Startseite

Schutzlücke im Datenschutz gefüllt

 

Nach Einschätzung der Gesellschaft für Datenschutz und Datensicherung e.V. (GDD) hat die Entscheidung des Bundesverfassungsgerichts zur sog. Online-Durchsuchung (Az. 1 BvR 370/07, 1 BvR 595/07) den Datenschutz in einem wichtigen Bereich gestärkt und gleichzeitig Maßstäbe für künftige gerichtliche und gesetzgeberische Entscheidungen gesetzt.

 

Nach Auffassung der GDD hat die digitale Welt die Entwicklung des Grundrechts auf „Gewährleistung der Vertraulichkeit und Integrität informationstechnischer Systeme“ zum Schutze der Nutzer notwendig gemacht. Darüber hinaus hatte die GDD schon frühzeitig darauf hingewiesen, dass der geplante „Bundestrojaner“ nicht nur Persönlichkeitsrechte, sondern auch die Unternehmenssicherheit bedroht. Insofern hält der Verband es für wichtig, dass nunmehr auch das Bundesverfassungsgericht das Schadenspotenzial eines heimlichen Zugriffs auf IT-Systeme betont hat.

 

Die Entscheidung dürfte im Übrigen nicht nur im Hinblick auf zukünftige gesetzgeberische Aktivitäten, sondern auch hinsichtlich der von der GDD als verfassungswidrig eingestuften gesetzlichen Regelung zur Vorratsdatenspeicherung relevant sein.
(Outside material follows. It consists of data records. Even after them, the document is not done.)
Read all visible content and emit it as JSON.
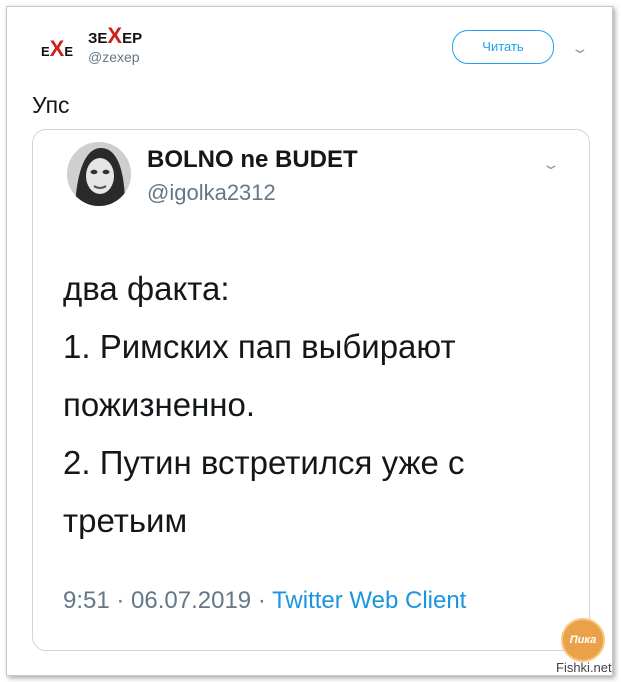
{
  "outer_tweet": {
    "avatar_logo": {
      "left": "E",
      "x": "X",
      "right": "E"
    },
    "display_name": {
      "prefix": "ЗЕ",
      "x": "X",
      "suffix": "ЕР"
    },
    "handle": "@zexep",
    "follow_label": "Читать",
    "text": "Упс"
  },
  "quoted_tweet": {
    "display_name": "BOLNO ne BUDET",
    "handle": "@igolka2312",
    "lines": [
      "два факта:",
      "1. Римских пап выбирают",
      "пожизненно.",
      "2. Путин встретился уже с",
      "третьим"
    ],
    "meta": {
      "time_date": "9:51 · 06.07.2019 · ",
      "source": "Twitter Web Client"
    }
  },
  "watermark": {
    "badge": "Пика",
    "text": "Fishki.net"
  },
  "colors": {
    "accent": "#1da1f2",
    "link": "#1b95e0",
    "muted": "#657786",
    "logo_x": "#d0201a"
  }
}
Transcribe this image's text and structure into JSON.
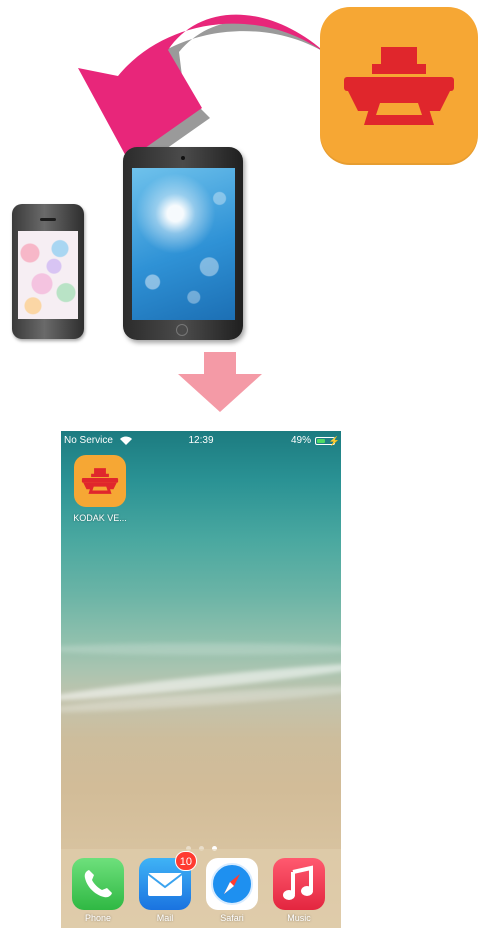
{
  "status_bar": {
    "carrier": "No Service",
    "time": "12:39",
    "battery_percent": "49%",
    "battery_level": 0.49,
    "battery_color": "#4cd964"
  },
  "home_apps": [
    {
      "label": "KODAK VE...",
      "icon": "kodak-printer-icon",
      "color": "#f6a734"
    }
  ],
  "page_indicator": {
    "pages": 3,
    "current": 3
  },
  "dock": {
    "apps": [
      {
        "label": "Phone",
        "icon": "phone-icon"
      },
      {
        "label": "Mail",
        "icon": "mail-icon",
        "badge": "10"
      },
      {
        "label": "Safari",
        "icon": "compass-icon"
      },
      {
        "label": "Music",
        "icon": "music-note-icon"
      }
    ]
  },
  "colors": {
    "accent_arrow": "#e8267a",
    "down_arrow": "#f49aa6",
    "app_orange": "#f6a734",
    "printer_red": "#e0262c"
  }
}
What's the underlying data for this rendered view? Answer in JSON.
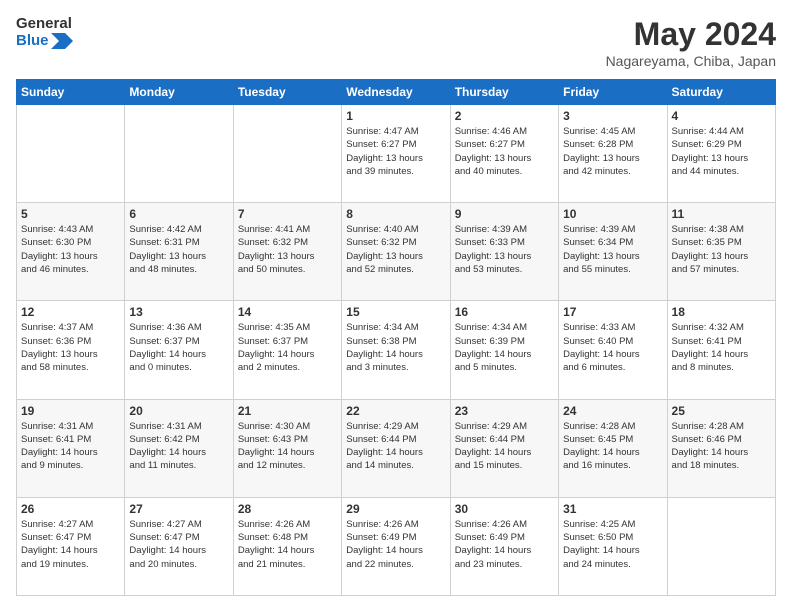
{
  "header": {
    "logo_line1": "General",
    "logo_line2": "Blue",
    "month_title": "May 2024",
    "location": "Nagareyama, Chiba, Japan"
  },
  "weekdays": [
    "Sunday",
    "Monday",
    "Tuesday",
    "Wednesday",
    "Thursday",
    "Friday",
    "Saturday"
  ],
  "weeks": [
    [
      {
        "day": "",
        "info": ""
      },
      {
        "day": "",
        "info": ""
      },
      {
        "day": "",
        "info": ""
      },
      {
        "day": "1",
        "info": "Sunrise: 4:47 AM\nSunset: 6:27 PM\nDaylight: 13 hours\nand 39 minutes."
      },
      {
        "day": "2",
        "info": "Sunrise: 4:46 AM\nSunset: 6:27 PM\nDaylight: 13 hours\nand 40 minutes."
      },
      {
        "day": "3",
        "info": "Sunrise: 4:45 AM\nSunset: 6:28 PM\nDaylight: 13 hours\nand 42 minutes."
      },
      {
        "day": "4",
        "info": "Sunrise: 4:44 AM\nSunset: 6:29 PM\nDaylight: 13 hours\nand 44 minutes."
      }
    ],
    [
      {
        "day": "5",
        "info": "Sunrise: 4:43 AM\nSunset: 6:30 PM\nDaylight: 13 hours\nand 46 minutes."
      },
      {
        "day": "6",
        "info": "Sunrise: 4:42 AM\nSunset: 6:31 PM\nDaylight: 13 hours\nand 48 minutes."
      },
      {
        "day": "7",
        "info": "Sunrise: 4:41 AM\nSunset: 6:32 PM\nDaylight: 13 hours\nand 50 minutes."
      },
      {
        "day": "8",
        "info": "Sunrise: 4:40 AM\nSunset: 6:32 PM\nDaylight: 13 hours\nand 52 minutes."
      },
      {
        "day": "9",
        "info": "Sunrise: 4:39 AM\nSunset: 6:33 PM\nDaylight: 13 hours\nand 53 minutes."
      },
      {
        "day": "10",
        "info": "Sunrise: 4:39 AM\nSunset: 6:34 PM\nDaylight: 13 hours\nand 55 minutes."
      },
      {
        "day": "11",
        "info": "Sunrise: 4:38 AM\nSunset: 6:35 PM\nDaylight: 13 hours\nand 57 minutes."
      }
    ],
    [
      {
        "day": "12",
        "info": "Sunrise: 4:37 AM\nSunset: 6:36 PM\nDaylight: 13 hours\nand 58 minutes."
      },
      {
        "day": "13",
        "info": "Sunrise: 4:36 AM\nSunset: 6:37 PM\nDaylight: 14 hours\nand 0 minutes."
      },
      {
        "day": "14",
        "info": "Sunrise: 4:35 AM\nSunset: 6:37 PM\nDaylight: 14 hours\nand 2 minutes."
      },
      {
        "day": "15",
        "info": "Sunrise: 4:34 AM\nSunset: 6:38 PM\nDaylight: 14 hours\nand 3 minutes."
      },
      {
        "day": "16",
        "info": "Sunrise: 4:34 AM\nSunset: 6:39 PM\nDaylight: 14 hours\nand 5 minutes."
      },
      {
        "day": "17",
        "info": "Sunrise: 4:33 AM\nSunset: 6:40 PM\nDaylight: 14 hours\nand 6 minutes."
      },
      {
        "day": "18",
        "info": "Sunrise: 4:32 AM\nSunset: 6:41 PM\nDaylight: 14 hours\nand 8 minutes."
      }
    ],
    [
      {
        "day": "19",
        "info": "Sunrise: 4:31 AM\nSunset: 6:41 PM\nDaylight: 14 hours\nand 9 minutes."
      },
      {
        "day": "20",
        "info": "Sunrise: 4:31 AM\nSunset: 6:42 PM\nDaylight: 14 hours\nand 11 minutes."
      },
      {
        "day": "21",
        "info": "Sunrise: 4:30 AM\nSunset: 6:43 PM\nDaylight: 14 hours\nand 12 minutes."
      },
      {
        "day": "22",
        "info": "Sunrise: 4:29 AM\nSunset: 6:44 PM\nDaylight: 14 hours\nand 14 minutes."
      },
      {
        "day": "23",
        "info": "Sunrise: 4:29 AM\nSunset: 6:44 PM\nDaylight: 14 hours\nand 15 minutes."
      },
      {
        "day": "24",
        "info": "Sunrise: 4:28 AM\nSunset: 6:45 PM\nDaylight: 14 hours\nand 16 minutes."
      },
      {
        "day": "25",
        "info": "Sunrise: 4:28 AM\nSunset: 6:46 PM\nDaylight: 14 hours\nand 18 minutes."
      }
    ],
    [
      {
        "day": "26",
        "info": "Sunrise: 4:27 AM\nSunset: 6:47 PM\nDaylight: 14 hours\nand 19 minutes."
      },
      {
        "day": "27",
        "info": "Sunrise: 4:27 AM\nSunset: 6:47 PM\nDaylight: 14 hours\nand 20 minutes."
      },
      {
        "day": "28",
        "info": "Sunrise: 4:26 AM\nSunset: 6:48 PM\nDaylight: 14 hours\nand 21 minutes."
      },
      {
        "day": "29",
        "info": "Sunrise: 4:26 AM\nSunset: 6:49 PM\nDaylight: 14 hours\nand 22 minutes."
      },
      {
        "day": "30",
        "info": "Sunrise: 4:26 AM\nSunset: 6:49 PM\nDaylight: 14 hours\nand 23 minutes."
      },
      {
        "day": "31",
        "info": "Sunrise: 4:25 AM\nSunset: 6:50 PM\nDaylight: 14 hours\nand 24 minutes."
      },
      {
        "day": "",
        "info": ""
      }
    ]
  ]
}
Immerhin hat das Bundesverfassungsgericht die Intensität derartiger Grundrechtseingriffe betont. Eine staatliche Datenerhebung aus komplexen informationstechnischen Systemen weist ein beträchtliches Potenzial für die Ausforschung der Persönlichkeit des Betroffenen auf. Erschwerend kommt noch hinzu, dass die Erhebung von Kommunikationsdaten der Nutzer moderner IuK-Technologien einen Grundrechtseingriff mit erheblicher Streubreite darstellt. Aus gutem Grund hat auch der Deutsche Bundestag (BT-Drs. 16/545, S. 3) hinsichtlich der Vorratsdatenspeicherung bereits festgestellt, dass Grundrechtseingriffe, von denen zahlreiche Personen betroffen werden, die in keiner Beziehung zu einem konkreten Tatvorwurf stehen und den Eingriff durch ihr Verhalten nicht veranlasst haben, besonders schwerwiegend sind und deshalb einer besonderen Rechtfertigung bedürfen.

 

Das Bundesverfassungsgericht hat nunmehr im Fall der Online-Durchsuchung - nicht zuletzt mit Blick auf eine möglichst unbefangene Individualkommunikation - entsprechend hohe Anforderungen an staatliche Datenerhebungen aus komplexen IT-Systemen gestellt, indem es folgende Aussage getroffen hat:

 

„Der Grundrechtseingriff, der in dem heimlichen Zugriff auf ein informationstechnisches System liegt, entspricht im Rahmen einer präventiven Zielsetzung angesichts seiner Intensität nur dann dem Gebot der Angemessenheit, wenn bestimmte Tatsachen auf eine im Einzelfall drohende Gefahr für ein überragend wichtiges Rechtsgut hinweisen.“

 

Eingriffsvoraussetzung ist mithin eine konkrete existenzielle Bedrohungslage. Überragend wichtige Rechtsgüter sind nach der Entscheidung Leib, Leben und Freiheit der Person sowie solche Güter der Allgemeinheit, deren Bedrohung die Grundlagen oder den Bestand des Staates oder die Grundlagen der Existenz der Menschen berührt.

 

Vor diesem Hintergrund wird nun mit Spannung auf das bevorstehende Verfahren zur Vorratsdatenspeicherung geblickt werden. Das u.a. auf dem Prüfstand stehende Telekommunikationsgesetz (TKG) lässt die präventive Verwendung der von den Providern auf Vorrat zu speichernden Kommunikationsdaten allgemein zur Abwehr von erheblichen Gefahren für die öffentliche Sicherheit zu. Überdies dürfen die Daten nach dem TKG bzw. der Strafprozessordnung (StPO) - anders als nach Maßgabe der zu Grunde liegenden EU-Richtlinie (2006/24/EG) - bereits zur Verfolgung von Straftaten verwendet werden, die unterhalb der Schwelle einer schweren Tat liegen.